Crompton Greaves Consumer Electricals Ltd announced on April 1, 2026, that the Commissioner of Income Tax (Appeals) has confirmed an income tax assessment order for Assessment Year (AY) 2022-23. The original assessment order was dated March 20, 2024.
This ruling represents a potential ₹6.87 crore financial liability for the company, consisting of ₹5.71 crore in tax and ₹1.15 crore in interest. Nevertheless, Crompton Greaves has expressed confidence in pursuing a favourable resolution through a further appeal. The company has also assured that the tax matter will not materially affect its broader operations or financial standing.
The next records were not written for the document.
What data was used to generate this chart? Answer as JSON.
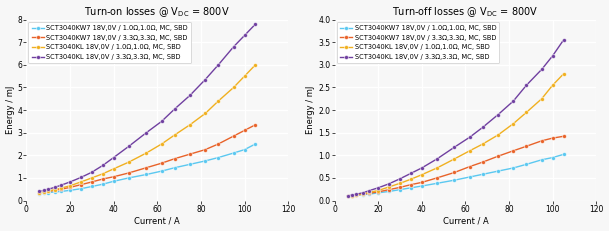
{
  "left_title": "Turn-on losses @ V$_\\mathrm{DC}$ = 800V",
  "right_title": "Turn-off losses @ V$_\\mathrm{DC}$ = 800V",
  "xlabel": "Current / A",
  "ylabel": "Energy / mJ",
  "colors": {
    "blue": "#5BC8F0",
    "orange": "#E8632A",
    "yellow": "#F0B020",
    "purple": "#7040A0"
  },
  "legend_labels": [
    "SCT3040KW7 18V,0V / 1.0Ω,1.0Ω, MC, SBD",
    "SCT3040KW7 18V,0V / 3.3Ω,3.3Ω, MC, SBD",
    "SCT3040KL 18V,0V / 1.0Ω,1.0Ω, MC, SBD",
    "SCT3040KL 18V,0V / 3.3Ω,3.3Ω, MC, SBD"
  ],
  "current_x": [
    6,
    8,
    10,
    13,
    16,
    20,
    25,
    30,
    35,
    40,
    47,
    55,
    62,
    68,
    75,
    82,
    88,
    95,
    100,
    105
  ],
  "turn_on": {
    "blue": [
      0.3,
      0.32,
      0.35,
      0.38,
      0.4,
      0.45,
      0.52,
      0.62,
      0.72,
      0.85,
      1.0,
      1.15,
      1.3,
      1.45,
      1.6,
      1.75,
      1.9,
      2.1,
      2.25,
      2.5
    ],
    "orange": [
      0.35,
      0.37,
      0.4,
      0.45,
      0.5,
      0.58,
      0.7,
      0.82,
      0.95,
      1.05,
      1.22,
      1.45,
      1.65,
      1.85,
      2.05,
      2.25,
      2.5,
      2.85,
      3.1,
      3.35
    ],
    "yellow": [
      0.35,
      0.38,
      0.42,
      0.48,
      0.55,
      0.65,
      0.82,
      1.0,
      1.18,
      1.4,
      1.7,
      2.1,
      2.5,
      2.9,
      3.35,
      3.85,
      4.4,
      5.0,
      5.5,
      6.0
    ],
    "purple": [
      0.4,
      0.45,
      0.5,
      0.58,
      0.68,
      0.82,
      1.02,
      1.25,
      1.55,
      1.9,
      2.4,
      3.0,
      3.5,
      4.05,
      4.65,
      5.35,
      6.0,
      6.8,
      7.3,
      7.8
    ]
  },
  "turn_off": {
    "blue": [
      0.1,
      0.11,
      0.12,
      0.13,
      0.14,
      0.17,
      0.2,
      0.24,
      0.28,
      0.32,
      0.38,
      0.45,
      0.52,
      0.58,
      0.65,
      0.72,
      0.8,
      0.9,
      0.95,
      1.02
    ],
    "orange": [
      0.1,
      0.11,
      0.12,
      0.14,
      0.16,
      0.19,
      0.24,
      0.29,
      0.35,
      0.4,
      0.5,
      0.62,
      0.75,
      0.85,
      0.98,
      1.1,
      1.2,
      1.32,
      1.38,
      1.42
    ],
    "yellow": [
      0.1,
      0.11,
      0.13,
      0.15,
      0.18,
      0.22,
      0.3,
      0.38,
      0.47,
      0.57,
      0.72,
      0.92,
      1.1,
      1.25,
      1.45,
      1.7,
      1.95,
      2.25,
      2.55,
      2.8
    ],
    "purple": [
      0.1,
      0.12,
      0.14,
      0.17,
      0.22,
      0.28,
      0.37,
      0.48,
      0.6,
      0.72,
      0.92,
      1.18,
      1.4,
      1.62,
      1.9,
      2.2,
      2.55,
      2.9,
      3.2,
      3.55
    ]
  },
  "left_ylim": [
    0,
    8
  ],
  "right_ylim": [
    0,
    4
  ],
  "left_yticks": [
    0,
    1,
    2,
    3,
    4,
    5,
    6,
    7,
    8
  ],
  "right_yticks": [
    0,
    0.5,
    1.0,
    1.5,
    2.0,
    2.5,
    3.0,
    3.5,
    4.0
  ],
  "xlim": [
    0,
    120
  ],
  "xticks": [
    0,
    20,
    40,
    60,
    80,
    100,
    120
  ],
  "bg_color": "#f7f7f7",
  "grid_color": "#ffffff",
  "title_fontsize": 7.0,
  "label_fontsize": 6.0,
  "tick_fontsize": 5.5,
  "legend_fontsize": 4.8
}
This confirmation at the Commissioner of Income Tax (Appeals) level signifies a defined tax liability. The situation highlights ongoing scrutiny by tax authorities over the company's expense disallowances. Crompton Greaves has faced previous tax disputes, including a ₹10.23 crore demand for AY 2021-22 related to disallowances of warranty provisions, depreciation, and ESOP expenses, and a ₹4.21 crore demand for AY 2019-20 over an alleged excess tax refund. Tax disputes are reportedly common within the consumer electricals sector.
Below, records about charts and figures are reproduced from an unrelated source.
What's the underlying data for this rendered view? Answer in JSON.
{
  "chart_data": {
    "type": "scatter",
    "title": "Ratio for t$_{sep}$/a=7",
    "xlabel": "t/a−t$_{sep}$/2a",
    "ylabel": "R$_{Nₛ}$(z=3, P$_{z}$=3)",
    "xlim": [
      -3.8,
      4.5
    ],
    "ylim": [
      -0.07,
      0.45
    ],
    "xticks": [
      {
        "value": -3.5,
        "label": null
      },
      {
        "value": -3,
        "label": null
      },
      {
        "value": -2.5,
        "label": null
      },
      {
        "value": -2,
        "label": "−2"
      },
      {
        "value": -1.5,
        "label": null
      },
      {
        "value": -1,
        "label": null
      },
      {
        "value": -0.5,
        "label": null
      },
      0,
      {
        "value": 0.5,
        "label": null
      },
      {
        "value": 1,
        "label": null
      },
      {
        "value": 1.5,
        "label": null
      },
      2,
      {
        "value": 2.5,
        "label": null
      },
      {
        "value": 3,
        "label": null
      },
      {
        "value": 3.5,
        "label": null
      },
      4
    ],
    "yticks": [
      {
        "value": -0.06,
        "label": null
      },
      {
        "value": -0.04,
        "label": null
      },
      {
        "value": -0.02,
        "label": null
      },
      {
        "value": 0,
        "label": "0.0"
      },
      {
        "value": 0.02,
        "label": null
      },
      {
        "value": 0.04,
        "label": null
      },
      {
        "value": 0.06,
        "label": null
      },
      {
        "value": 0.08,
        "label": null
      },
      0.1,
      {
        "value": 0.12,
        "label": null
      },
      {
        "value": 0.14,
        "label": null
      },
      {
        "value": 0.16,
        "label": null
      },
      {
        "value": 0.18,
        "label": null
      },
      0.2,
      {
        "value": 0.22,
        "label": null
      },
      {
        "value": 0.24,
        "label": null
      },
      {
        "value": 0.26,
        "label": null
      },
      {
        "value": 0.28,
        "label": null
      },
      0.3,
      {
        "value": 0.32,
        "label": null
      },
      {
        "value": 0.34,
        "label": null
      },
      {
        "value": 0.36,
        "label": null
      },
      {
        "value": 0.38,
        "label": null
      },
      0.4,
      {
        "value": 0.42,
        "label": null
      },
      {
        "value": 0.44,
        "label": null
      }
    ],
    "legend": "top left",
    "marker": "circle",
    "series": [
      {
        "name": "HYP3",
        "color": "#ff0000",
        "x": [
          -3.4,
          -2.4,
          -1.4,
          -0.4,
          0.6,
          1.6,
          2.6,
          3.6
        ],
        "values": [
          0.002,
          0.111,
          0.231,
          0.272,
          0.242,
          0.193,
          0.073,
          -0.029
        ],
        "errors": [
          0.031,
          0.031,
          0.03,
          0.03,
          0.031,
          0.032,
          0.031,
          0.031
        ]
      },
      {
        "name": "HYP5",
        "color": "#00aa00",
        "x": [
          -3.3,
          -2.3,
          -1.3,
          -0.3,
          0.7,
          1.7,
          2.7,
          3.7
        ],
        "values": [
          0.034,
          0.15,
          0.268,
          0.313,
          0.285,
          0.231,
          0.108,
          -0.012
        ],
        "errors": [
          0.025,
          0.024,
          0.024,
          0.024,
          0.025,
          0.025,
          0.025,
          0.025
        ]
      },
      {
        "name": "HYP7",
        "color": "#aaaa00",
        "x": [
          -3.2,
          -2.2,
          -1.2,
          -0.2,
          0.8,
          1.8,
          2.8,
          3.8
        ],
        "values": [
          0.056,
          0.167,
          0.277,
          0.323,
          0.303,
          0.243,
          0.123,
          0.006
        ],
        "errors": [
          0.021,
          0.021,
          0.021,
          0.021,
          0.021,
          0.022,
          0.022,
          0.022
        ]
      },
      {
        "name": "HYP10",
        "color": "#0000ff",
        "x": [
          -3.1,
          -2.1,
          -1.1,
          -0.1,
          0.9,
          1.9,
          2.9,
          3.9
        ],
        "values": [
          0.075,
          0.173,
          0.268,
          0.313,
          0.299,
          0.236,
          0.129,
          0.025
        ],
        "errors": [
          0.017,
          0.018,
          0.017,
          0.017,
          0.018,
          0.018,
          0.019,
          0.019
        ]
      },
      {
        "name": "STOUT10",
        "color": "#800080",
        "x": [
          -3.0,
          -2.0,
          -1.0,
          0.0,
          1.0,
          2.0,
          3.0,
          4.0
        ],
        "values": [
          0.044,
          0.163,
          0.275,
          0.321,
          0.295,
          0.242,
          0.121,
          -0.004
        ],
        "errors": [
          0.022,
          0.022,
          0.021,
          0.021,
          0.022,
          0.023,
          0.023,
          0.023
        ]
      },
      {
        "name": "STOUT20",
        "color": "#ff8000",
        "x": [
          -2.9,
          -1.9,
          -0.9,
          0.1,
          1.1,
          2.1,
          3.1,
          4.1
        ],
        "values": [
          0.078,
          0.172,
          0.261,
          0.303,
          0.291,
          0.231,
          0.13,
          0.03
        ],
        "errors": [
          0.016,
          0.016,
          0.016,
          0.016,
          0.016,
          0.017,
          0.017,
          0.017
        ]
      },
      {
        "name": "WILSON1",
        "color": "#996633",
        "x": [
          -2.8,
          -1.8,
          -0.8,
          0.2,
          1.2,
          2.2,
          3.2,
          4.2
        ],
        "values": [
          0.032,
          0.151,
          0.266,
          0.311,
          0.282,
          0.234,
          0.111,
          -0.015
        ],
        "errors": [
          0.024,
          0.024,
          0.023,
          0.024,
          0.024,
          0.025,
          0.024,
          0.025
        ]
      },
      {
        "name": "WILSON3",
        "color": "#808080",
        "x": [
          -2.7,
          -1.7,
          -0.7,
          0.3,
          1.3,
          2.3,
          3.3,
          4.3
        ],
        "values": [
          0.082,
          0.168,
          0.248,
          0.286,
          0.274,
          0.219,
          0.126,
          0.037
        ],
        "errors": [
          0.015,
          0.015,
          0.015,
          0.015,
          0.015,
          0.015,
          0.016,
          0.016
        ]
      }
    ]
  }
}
The main risk for Crompton Greaves is the potential financial outflow if its further appeal is unsuccessful. Continuous tax scrutiny over expense disallowances remains an ongoing challenge. Investors will be monitoring the resolution of this tax matter, alongside developments in similar disputes faced by peers such as Havells India, V-Guard Industries, and Orient Electric, who have also encountered tax and GST demands.